In a case that could embarrass both the Department of Justice and the judiciary, Brian Hall convinced the Court of Final Appeal in June that prison authorities had done him an injustice by failing to reveal key witness statements.
His conviction for assault was quashed for this reason. The Department of Justice did not contest the appeal or suggest to the court there was any problem with the statements. But suspicions they were forged could now lead to an unprecedented reopening of the case.
'It now appears that a fraud has been perpetrated on the Court of Final Appeal,' said a senior official familiar with the events. Hall is now the subject of a police investigation with forgery charges expected to be laid soon, the official added.
The documents, purported to be witness statements made by prison officers, were written in English.
'The CSD [Correctional Services Department] were up in arms because they conduct everything in Chinese,' the senior official said.
Officials in the Department of Justice are determined to rectify any mistake by prosecuting Hall - given an 18-year term for drug trafficking in 1998 - even though it would mean public embarrassment.
'The implication is that the CSD withheld statements and they were criticised for that [by the court], so we should rectify that impression.'
Should Hall be convicted of forgery, the top court will be asked to change its own decision.
Hall is renowned for his litigation efforts and has been restricted from further proceedings.
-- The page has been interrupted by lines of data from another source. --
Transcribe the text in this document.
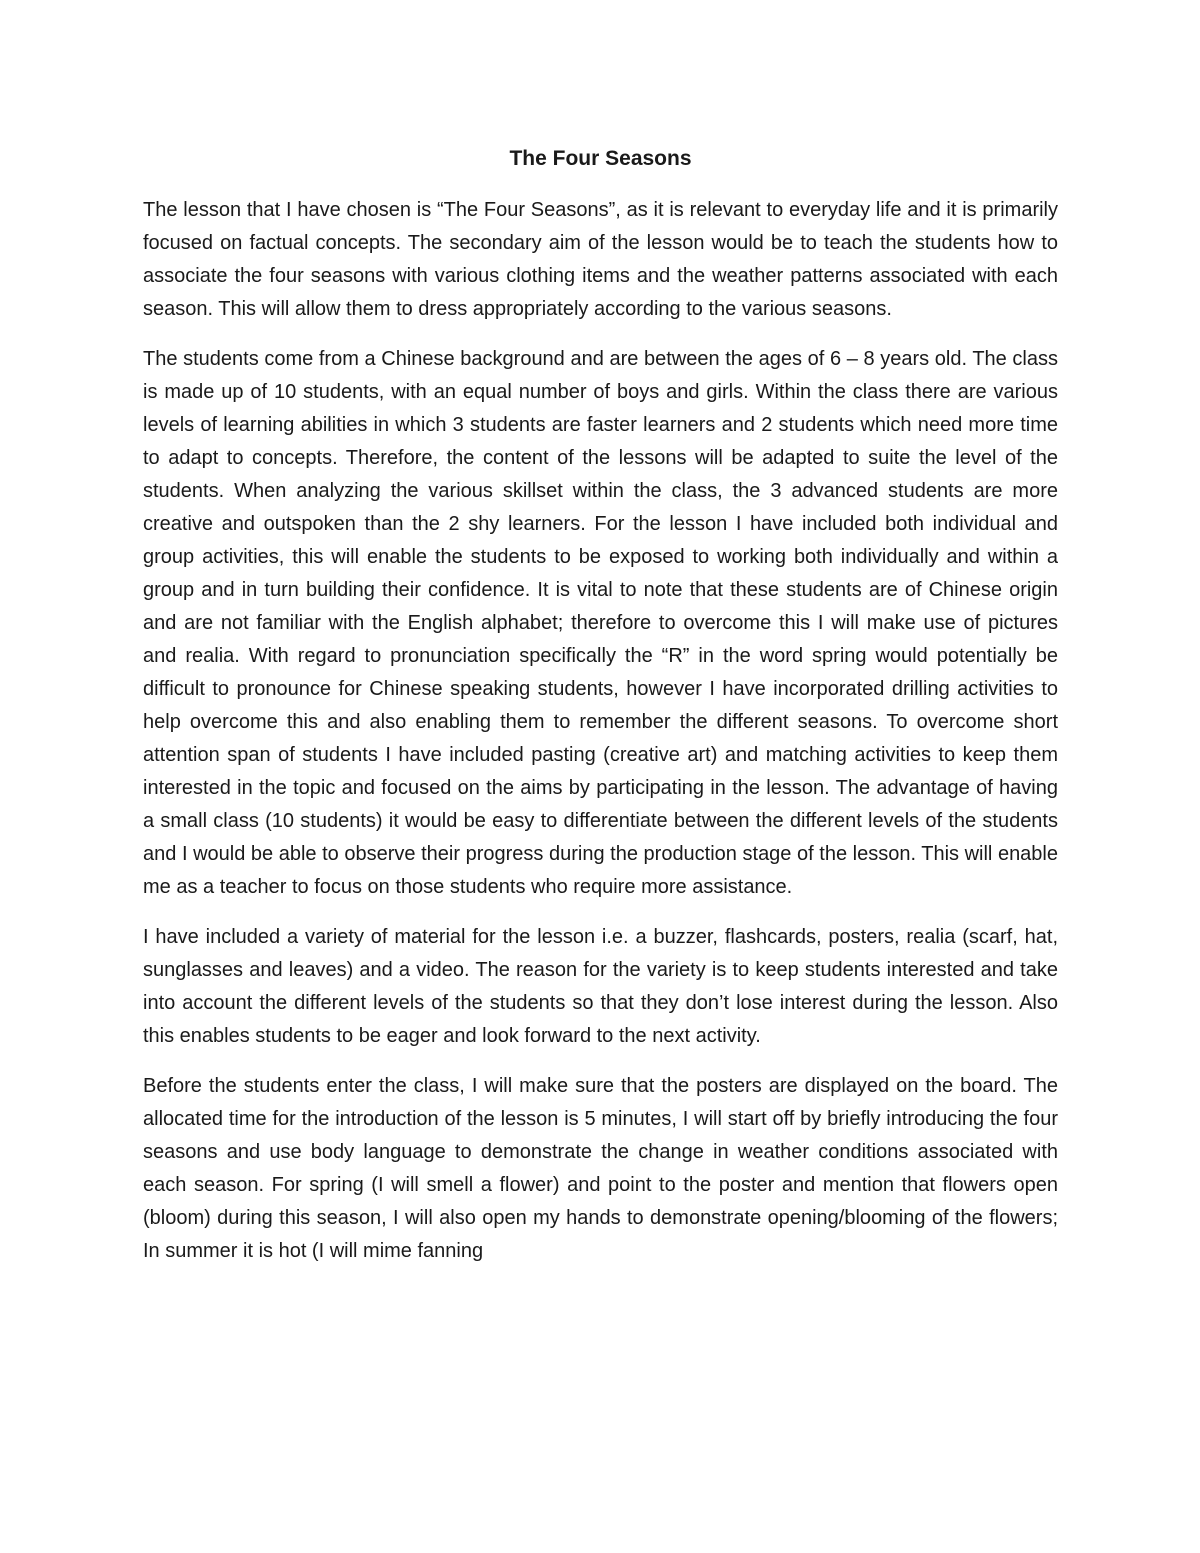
The Four Seasons

The lesson that I have chosen is “The Four Seasons”, as it is relevant to everyday life and it is primarily focused on factual concepts. The secondary aim of the lesson would be to teach the students how to associate the four seasons with various clothing items and the weather patterns associated with each season. This will allow them to dress appropriately according to the various seasons.

The students come from a Chinese background and are between the ages of 6 – 8 years old. The class is made up of 10 students, with an equal number of boys and girls. Within the class there are various levels of learning abilities in which 3 students are faster learners and 2 students which need more time to adapt to concepts. Therefore, the content of the lessons will be adapted to suite the level of the students. When analyzing the various skillset within the class, the 3 advanced students are more creative and outspoken than the 2 shy learners. For the lesson I have included both individual and group activities, this will enable the students to be exposed to working both individually and within a group and in turn building their confidence. It is vital to note that these students are of Chinese origin and are not familiar with the English alphabet; therefore to overcome this I will make use of pictures and realia. With regard to pronunciation specifically the “R” in the word spring would potentially be difficult to pronounce for Chinese speaking students, however I have incorporated drilling activities to help overcome this and also enabling them to remember the different seasons. To overcome short attention span of students I have included pasting (creative art) and matching activities to keep them interested in the topic and focused on the aims by participating in the lesson. The advantage of having a small class (10 students) it would be easy to differentiate between the different levels of the students and I would be able to observe their progress during the production stage of the lesson. This will enable me as a teacher to focus on those students who require more assistance.

I have included a variety of material for the lesson i.e. a buzzer, flashcards, posters, realia (scarf, hat, sunglasses and leaves) and a video. The reason for the variety is to keep students interested and take into account the different levels of the students so that they don’t lose interest during the lesson. Also this enables students to be eager and look forward to the next activity.

Before the students enter the class, I will make sure that the posters are displayed on the board. The allocated time for the introduction of the lesson is 5 minutes, I will start off by briefly introducing the four seasons and use body language to demonstrate the change in weather conditions associated with each season. For spring (I will smell a flower) and point to the poster and mention that flowers open (bloom) during this season, I will also open my hands to demonstrate opening/blooming of the flowers; In summer it is hot (I will mime fanning
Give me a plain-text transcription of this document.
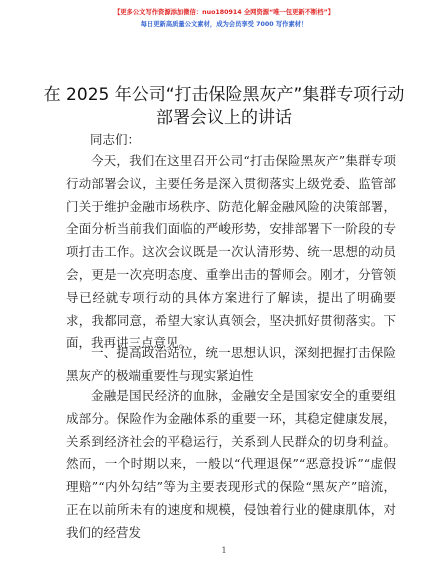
【更多公文写作资源添加微信：nuo180914 全网资源“唯一包更新不断档”】
每日更新高质量公文素材，成为会员享受 7000 写作素材！
在 2025 年公司“打击保险黑灰产”集群专项行动部署会议上的讲话
同志们：
今天，我们在这里召开公司“打击保险黑灰产”集群专项行动部署会议，主要任务是深入贯彻落实上级党委、监管部门关于维护金融市场秩序、防范化解金融风险的决策部署，全面分析当前我们面临的严峻形势，安排部署下一阶段的专项打击工作。这次会议既是一次认清形势、统一思想的动员会，更是一次亮明态度、重拳出击的誓师会。刚才，分管领导已经就专项行动的具体方案进行了解读，提出了明确要求，我都同意，希望大家认真领会，坚决抓好贯彻落实。下面，我再讲三点意见。
一、提高政治站位，统一思想认识，深刻把握打击保险黑灰产的极端重要性与现实紧迫性
金融是国民经济的血脉，金融安全是国家安全的重要组成部分。保险作为金融体系的重要一环，其稳定健康发展，关系到经济社会的平稳运行，关系到人民群众的切身利益。然而，一个时期以来，一般以“代理退保”“恶意投诉”“虚假理赔”“内外勾结”等为主要表现形式的保险“黑灰产”暗流，正在以前所未有的速度和规模，侵蚀着行业的健康肌体，对我们的经营发
1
His many complaints include:
A claim to be a victim of religious discrimination because he was not allowed to play reggae music (a part of his Rastafarian religion);
A claim he has a right to be provided with newspapers even while being disciplined in solitary confinement;
A claim to have a right to possess his own hair trimmer at all times; and
A claim that a refusal by prison authorities to provide him with free spectacles was unlawful.
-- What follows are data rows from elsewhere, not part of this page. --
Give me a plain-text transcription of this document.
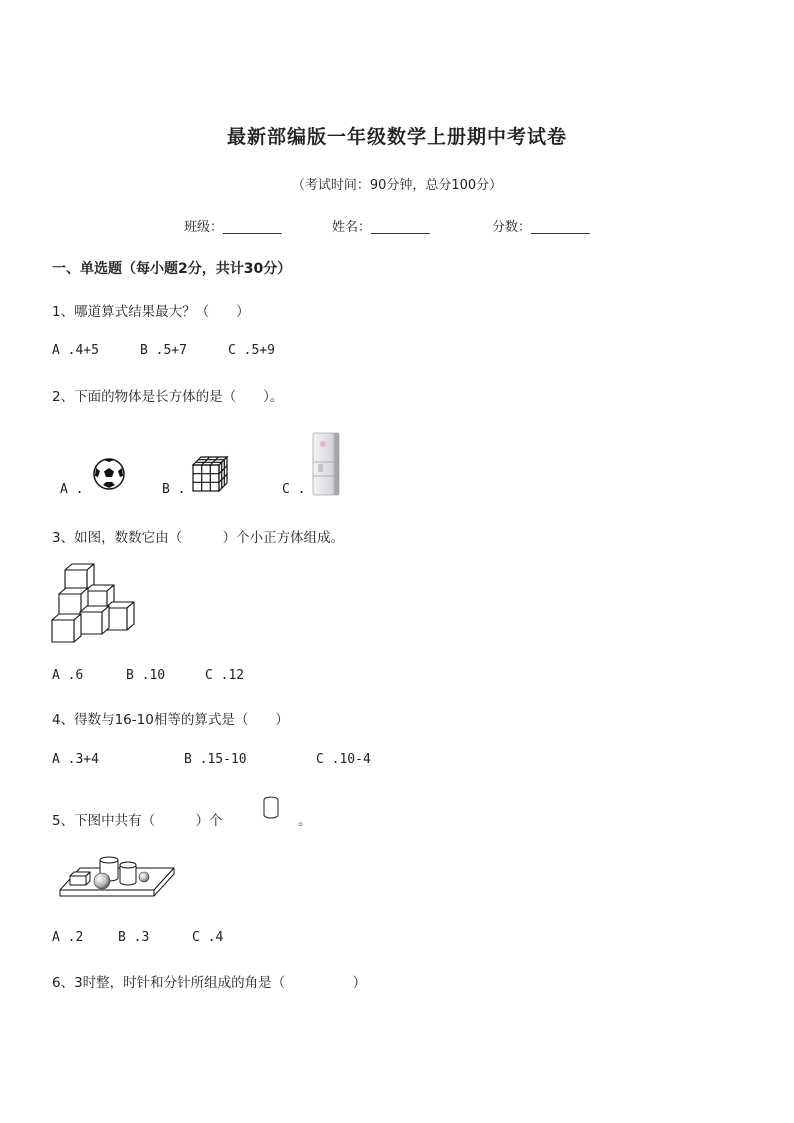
最新部编版一年级数学上册期中考试卷
（考试时间：90分钟，总分100分）
班级：_________	姓名：_________	分数：_________
一、单选题（每小题2分，共计30分）
1、哪道算式结果最大？（　　）
A .4+5	B .5+7	C .5+9
2、下面的物体是长方体的是（　　）。
A .	B .	C .
3、如图，数数它由（　　　）个小正方体组成。
A .6	B .10	C .12
4、得数与16-10相等的算式是（　　）
A .3+4	B .15-10	C .10-4
5、下图中共有（　　　）个	。
A .2	B .3	C .4
6、3时整，时针和分针所组成的角是（　　　　　）
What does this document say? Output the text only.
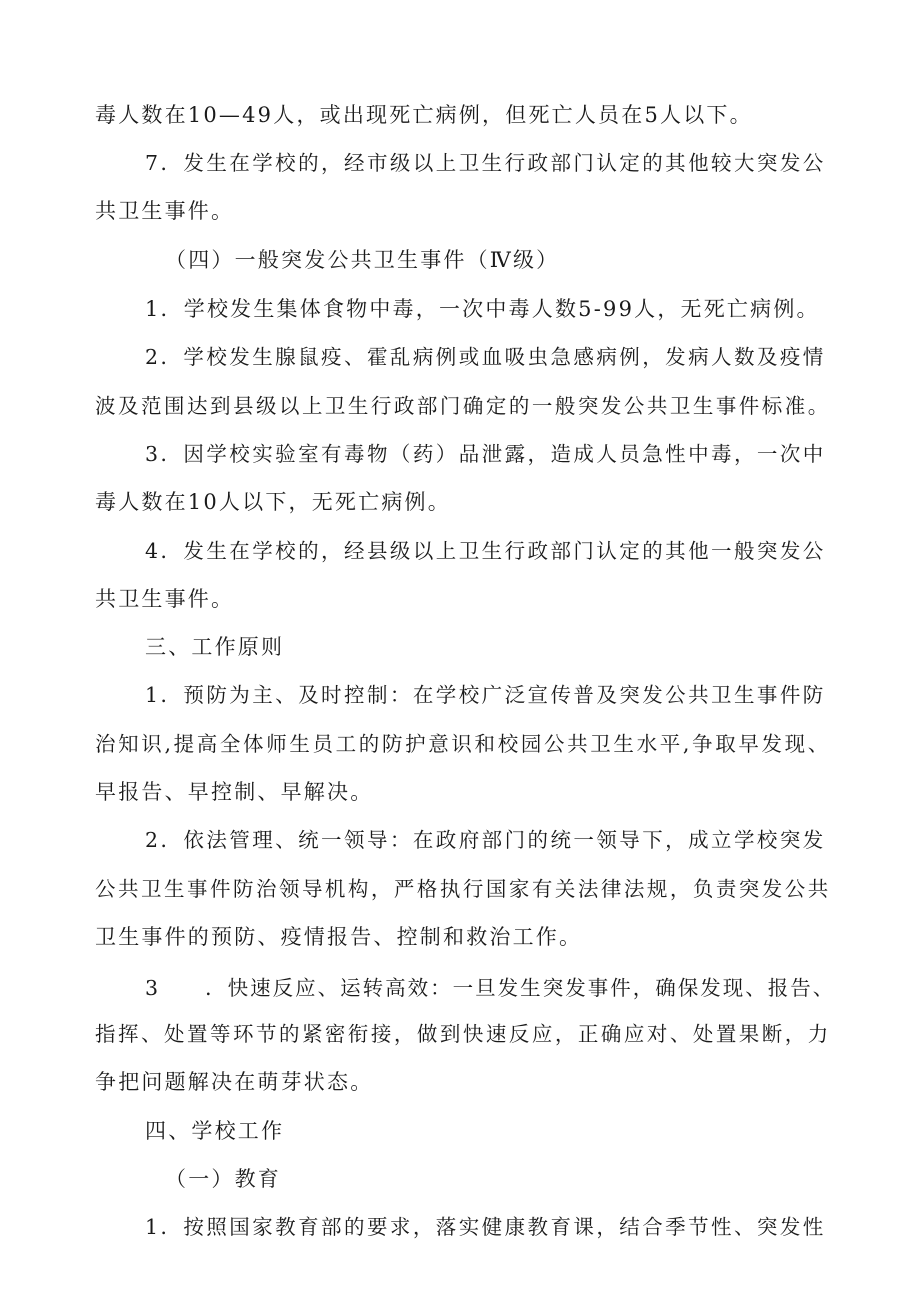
毒人数在10—49人，或出现死亡病例，但死亡人员在5人以下。

7．发生在学校的，经市级以上卫生行政部门认定的其他较大突发公

共卫生事件。

（四）一般突发公共卫生事件（Ⅳ级）

1．学校发生集体食物中毒，一次中毒人数5-99人，无死亡病例。

2．学校发生腺鼠疫、霍乱病例或血吸虫急感病例，发病人数及疫情

波及范围达到县级以上卫生行政部门确定的一般突发公共卫生事件标准。

3．因学校实验室有毒物（药）品泄露，造成人员急性中毒，一次中

毒人数在10人以下，无死亡病例。

4．发生在学校的，经县级以上卫生行政部门认定的其他一般突发公

共卫生事件。

三、工作原则

1．预防为主、及时控制：在学校广泛宣传普及突发公共卫生事件防

治知识,提高全体师生员工的防护意识和校园公共卫生水平,争取早发现、

早报告、早控制、早解决。

2．依法管理、统一领导：在政府部门的统一领导下，成立学校突发

公共卫生事件防治领导机构，严格执行国家有关法律法规，负责突发公共

卫生事件的预防、疫情报告、控制和救治工作。

3　　．快速反应、运转高效：一旦发生突发事件，确保发现、报告、

指挥、处置等环节的紧密衔接，做到快速反应，正确应对、处置果断，力

争把问题解决在萌芽状态。

四、学校工作

（一）教育

1．按照国家教育部的要求，落实健康教育课，结合季节性、突发性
In 2005 Hall was convicted of assaulting prison officers who had sought the return of newspapers. His defence was that it was he who had been assaulted - sprayed with foam, wrapped in a blanket, kicked, and grabbed by his testicles.
Magistrate Timothy Casewell said the tale was a concoction, 'a colourful and exaggerated account of what he would wish to have happened but had no foundation in reality'.
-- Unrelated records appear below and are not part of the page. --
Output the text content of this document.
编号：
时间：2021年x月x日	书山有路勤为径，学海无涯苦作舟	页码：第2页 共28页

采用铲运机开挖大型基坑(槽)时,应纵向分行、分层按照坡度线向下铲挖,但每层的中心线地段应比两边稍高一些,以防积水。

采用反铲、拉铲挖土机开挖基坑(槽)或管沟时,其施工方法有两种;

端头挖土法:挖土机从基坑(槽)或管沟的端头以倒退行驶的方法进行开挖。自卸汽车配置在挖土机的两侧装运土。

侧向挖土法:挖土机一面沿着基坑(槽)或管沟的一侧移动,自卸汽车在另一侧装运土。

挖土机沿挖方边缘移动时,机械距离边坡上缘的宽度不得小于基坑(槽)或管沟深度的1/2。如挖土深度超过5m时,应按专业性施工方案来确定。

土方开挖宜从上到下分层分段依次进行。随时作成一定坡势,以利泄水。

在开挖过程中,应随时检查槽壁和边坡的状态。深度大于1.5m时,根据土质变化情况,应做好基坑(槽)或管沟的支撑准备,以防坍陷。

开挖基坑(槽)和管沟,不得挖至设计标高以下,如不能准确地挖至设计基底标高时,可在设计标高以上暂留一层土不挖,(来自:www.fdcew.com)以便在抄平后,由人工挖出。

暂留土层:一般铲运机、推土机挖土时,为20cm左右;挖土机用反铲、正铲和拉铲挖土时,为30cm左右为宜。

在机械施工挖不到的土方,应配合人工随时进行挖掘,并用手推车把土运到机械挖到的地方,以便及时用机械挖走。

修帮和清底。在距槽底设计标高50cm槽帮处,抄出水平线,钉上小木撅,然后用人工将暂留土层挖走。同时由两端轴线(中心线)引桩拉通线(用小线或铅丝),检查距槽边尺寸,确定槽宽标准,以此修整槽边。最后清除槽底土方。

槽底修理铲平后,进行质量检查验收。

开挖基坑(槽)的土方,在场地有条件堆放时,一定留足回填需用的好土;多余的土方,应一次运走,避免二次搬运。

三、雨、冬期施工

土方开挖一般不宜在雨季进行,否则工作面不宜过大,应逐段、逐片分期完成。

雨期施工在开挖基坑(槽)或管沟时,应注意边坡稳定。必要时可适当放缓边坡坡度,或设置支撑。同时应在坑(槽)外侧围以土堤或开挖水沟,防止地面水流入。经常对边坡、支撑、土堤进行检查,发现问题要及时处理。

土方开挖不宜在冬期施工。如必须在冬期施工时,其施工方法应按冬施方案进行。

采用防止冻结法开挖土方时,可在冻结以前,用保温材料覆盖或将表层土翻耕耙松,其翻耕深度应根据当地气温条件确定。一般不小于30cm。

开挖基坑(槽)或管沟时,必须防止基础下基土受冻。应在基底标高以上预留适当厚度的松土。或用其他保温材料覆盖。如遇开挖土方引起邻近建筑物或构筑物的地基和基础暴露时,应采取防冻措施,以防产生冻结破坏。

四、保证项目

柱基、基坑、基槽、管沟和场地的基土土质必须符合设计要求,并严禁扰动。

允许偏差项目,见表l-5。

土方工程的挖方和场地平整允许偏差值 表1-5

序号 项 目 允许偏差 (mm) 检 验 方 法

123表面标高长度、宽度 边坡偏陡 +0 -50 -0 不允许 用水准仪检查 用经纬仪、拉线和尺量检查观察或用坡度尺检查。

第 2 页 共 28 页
The conviction was also upheld on appeal in 2006, but for his final appeal case earlier this year, Hall presented documents previously unseen, purporting to be witness statements made by prison officers that were not disclosed by the Correctional Services Department.
Mr Justice Kemal Bokhary, noting the different version of events, wrote: 'Quite plainly, the departure was sufficiently serious to call for the quashing of the appellant's conviction on the substantial and grave injustice ground.'
Hall is now using his success against the conviction as a reason to apply to have litigation restrictions against him lifted, and the Department of Justice has had to file an affidavit to the court explaining the incident, the senior official said. A judiciary spokesman confirmed the matter would be heard in the High Court on December 16.
Asked whether the prosecutor in charge of the case had been negligent, a justice department spokesman said all prosecutors 'are civil servants and are subject to rules and regulations governing their conduct and behaviour. Where it is established that there is misconduct and depending on the circumstances of the case, disciplinary action would be taken'.